The traffic for online insurance is still limited. There are too many players chasing too small a traffic resulting in prohibitive cost of marketing and sales. Various reports suggest that just 2-3% of insurance seekers who have internet access buy insurance online. While there are individual efforts made by some players to grow the online traffic, it needs more people to invest serious money may be collectively so that people are aware of availability of insurance online. Somewhere I think insurers who have access to highest capital are stuck in a conflict between investing in online traffic and developing future business models, versus maintaining and nurturing existing source of business from offline distribution partners.
Coverfox has been known for its Omni-channel distribution strategy. How does the Coverdrive segment complement the business model?
Coverfox has an online broking license and not an aggregator license; therefore it is not restricted to mere online selling of products. When IRDA came up with the POS agent model to increase the number of insurance agents, Coverdrive, a segment focused on building a network of POS agents, was launched by Coverfox to provide a wide array of products to POS agents for selling. As of date, Coverdrive has around 60,000 POS agents on the network which sold more than a million policies in FY’2019.
The stiff regulations imposed by IRDA in terms of restriction on cross-selling opportunities detriment the growth of revenue for aggregators. Do you think IRDA should relax such regulations?
“There are many opportunities available for online brokers within the boundaries of the set regulations such as B2B sales, increasing focus on corporations to buy group insurance and others”, said Mr. Chopra while for the web aggregators. He was of the opinion that relaxation on some regulations that allow cross sell could definitely help keeping businesses and the industry profitable, viable.

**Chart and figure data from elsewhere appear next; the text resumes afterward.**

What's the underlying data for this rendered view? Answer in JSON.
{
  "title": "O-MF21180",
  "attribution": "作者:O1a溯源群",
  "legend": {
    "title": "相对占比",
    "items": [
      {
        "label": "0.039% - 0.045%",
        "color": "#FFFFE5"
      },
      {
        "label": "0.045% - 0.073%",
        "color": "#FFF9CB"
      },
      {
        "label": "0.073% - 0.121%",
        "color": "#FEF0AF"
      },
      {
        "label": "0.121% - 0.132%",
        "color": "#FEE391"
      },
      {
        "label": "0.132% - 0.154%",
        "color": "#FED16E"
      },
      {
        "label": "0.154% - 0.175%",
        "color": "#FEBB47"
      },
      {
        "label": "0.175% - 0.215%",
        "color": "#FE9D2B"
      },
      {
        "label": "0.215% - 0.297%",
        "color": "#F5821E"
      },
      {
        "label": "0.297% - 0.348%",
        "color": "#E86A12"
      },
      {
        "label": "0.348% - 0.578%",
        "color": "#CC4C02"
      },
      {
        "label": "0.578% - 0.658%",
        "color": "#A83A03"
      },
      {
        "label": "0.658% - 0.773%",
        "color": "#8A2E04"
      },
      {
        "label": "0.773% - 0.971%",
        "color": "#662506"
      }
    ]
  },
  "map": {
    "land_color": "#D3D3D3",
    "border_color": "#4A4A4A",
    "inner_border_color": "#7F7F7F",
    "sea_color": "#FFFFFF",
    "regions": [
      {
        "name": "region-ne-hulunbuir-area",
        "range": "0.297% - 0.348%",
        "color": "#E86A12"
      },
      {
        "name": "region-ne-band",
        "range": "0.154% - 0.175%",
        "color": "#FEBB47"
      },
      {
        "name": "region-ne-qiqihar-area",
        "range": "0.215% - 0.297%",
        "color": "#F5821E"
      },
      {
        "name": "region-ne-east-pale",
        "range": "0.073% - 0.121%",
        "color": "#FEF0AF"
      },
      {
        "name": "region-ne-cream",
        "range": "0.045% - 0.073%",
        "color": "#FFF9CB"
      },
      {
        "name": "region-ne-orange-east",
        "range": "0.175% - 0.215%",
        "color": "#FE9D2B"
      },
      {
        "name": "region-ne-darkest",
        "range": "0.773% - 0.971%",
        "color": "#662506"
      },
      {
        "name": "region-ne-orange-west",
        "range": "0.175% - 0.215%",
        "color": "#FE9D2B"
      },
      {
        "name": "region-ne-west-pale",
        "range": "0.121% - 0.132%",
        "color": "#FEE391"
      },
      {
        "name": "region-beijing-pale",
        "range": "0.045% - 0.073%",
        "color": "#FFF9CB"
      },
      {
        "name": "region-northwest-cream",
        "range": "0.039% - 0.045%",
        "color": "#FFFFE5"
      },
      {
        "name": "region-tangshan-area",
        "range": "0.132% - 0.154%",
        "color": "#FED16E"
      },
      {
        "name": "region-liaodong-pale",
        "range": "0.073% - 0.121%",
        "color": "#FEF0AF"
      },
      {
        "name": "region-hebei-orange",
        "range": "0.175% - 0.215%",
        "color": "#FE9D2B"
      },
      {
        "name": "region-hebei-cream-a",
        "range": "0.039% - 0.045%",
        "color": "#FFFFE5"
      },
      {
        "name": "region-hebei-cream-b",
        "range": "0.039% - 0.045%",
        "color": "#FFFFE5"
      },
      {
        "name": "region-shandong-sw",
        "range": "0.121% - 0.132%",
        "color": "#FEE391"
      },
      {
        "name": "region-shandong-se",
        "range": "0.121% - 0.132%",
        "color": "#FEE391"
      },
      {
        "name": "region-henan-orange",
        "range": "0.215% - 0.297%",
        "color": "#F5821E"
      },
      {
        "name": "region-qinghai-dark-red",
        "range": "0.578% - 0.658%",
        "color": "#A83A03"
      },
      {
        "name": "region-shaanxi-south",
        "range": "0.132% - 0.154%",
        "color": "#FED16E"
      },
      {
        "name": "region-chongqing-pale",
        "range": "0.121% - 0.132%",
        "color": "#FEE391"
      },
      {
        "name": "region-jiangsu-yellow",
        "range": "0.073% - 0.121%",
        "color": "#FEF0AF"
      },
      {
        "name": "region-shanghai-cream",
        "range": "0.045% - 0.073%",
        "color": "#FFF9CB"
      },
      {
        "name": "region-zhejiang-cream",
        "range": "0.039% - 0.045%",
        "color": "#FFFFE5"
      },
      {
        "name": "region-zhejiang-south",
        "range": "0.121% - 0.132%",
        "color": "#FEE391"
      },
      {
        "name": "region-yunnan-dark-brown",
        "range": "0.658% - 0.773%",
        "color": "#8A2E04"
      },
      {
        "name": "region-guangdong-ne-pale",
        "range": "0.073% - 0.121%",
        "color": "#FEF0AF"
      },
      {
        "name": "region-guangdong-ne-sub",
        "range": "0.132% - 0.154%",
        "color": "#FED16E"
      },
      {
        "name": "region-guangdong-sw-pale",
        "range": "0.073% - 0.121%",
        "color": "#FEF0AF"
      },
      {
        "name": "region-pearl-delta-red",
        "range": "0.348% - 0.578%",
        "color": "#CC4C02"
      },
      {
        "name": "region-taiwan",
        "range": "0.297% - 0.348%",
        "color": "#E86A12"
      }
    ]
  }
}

Peer companies such as PolicyBazaar have recently expanded to UAE to provide scalability to their operations. Does Coverfox have any such plan of expanding geographically?
Going global is definitely on the long term to-do list of the company while for the next couple of years; the company would be expanding their operations in the Indian market only, with a special focus on Tier II and Tier III cities. Coverfox considers Technology and the quality of the users as their biggest asset and looks forward to capitalize on it.
What do you think about the future outlook of the industry in terms of customer growth and competition scenario?
The traffic on the platform is increasing at around 20 to 30% Y-o-Y, which maintains the cost of customer acquisition to around USD 65-70 (Source: Ken Research Analysis). If the mentioned restraints to the growth of industry are taken care of, Mahavir expects the lead conversion rate to go up to 9-10% of the leads generated, which currently have a conversion rate of 3-4%. On the contrary, if proper awareness and expanded reach to Tier II and Tier III cities are not implemented at an industry level, profitability could decline leading to consolidation or divestures in the next few years.
“Players in the market should strive for a balance between seeking more funding and expanding to different regions while simultaneously keeping the losses under control. In segments of payment processing, post-payment customer experience, the firms could ensure various efficiencies in their business model by successfully deploying artificial intelligence and entering into strategic alliances with technology companies” said Mahavir, when asked about the probable top priorities of a CFO in today’s era.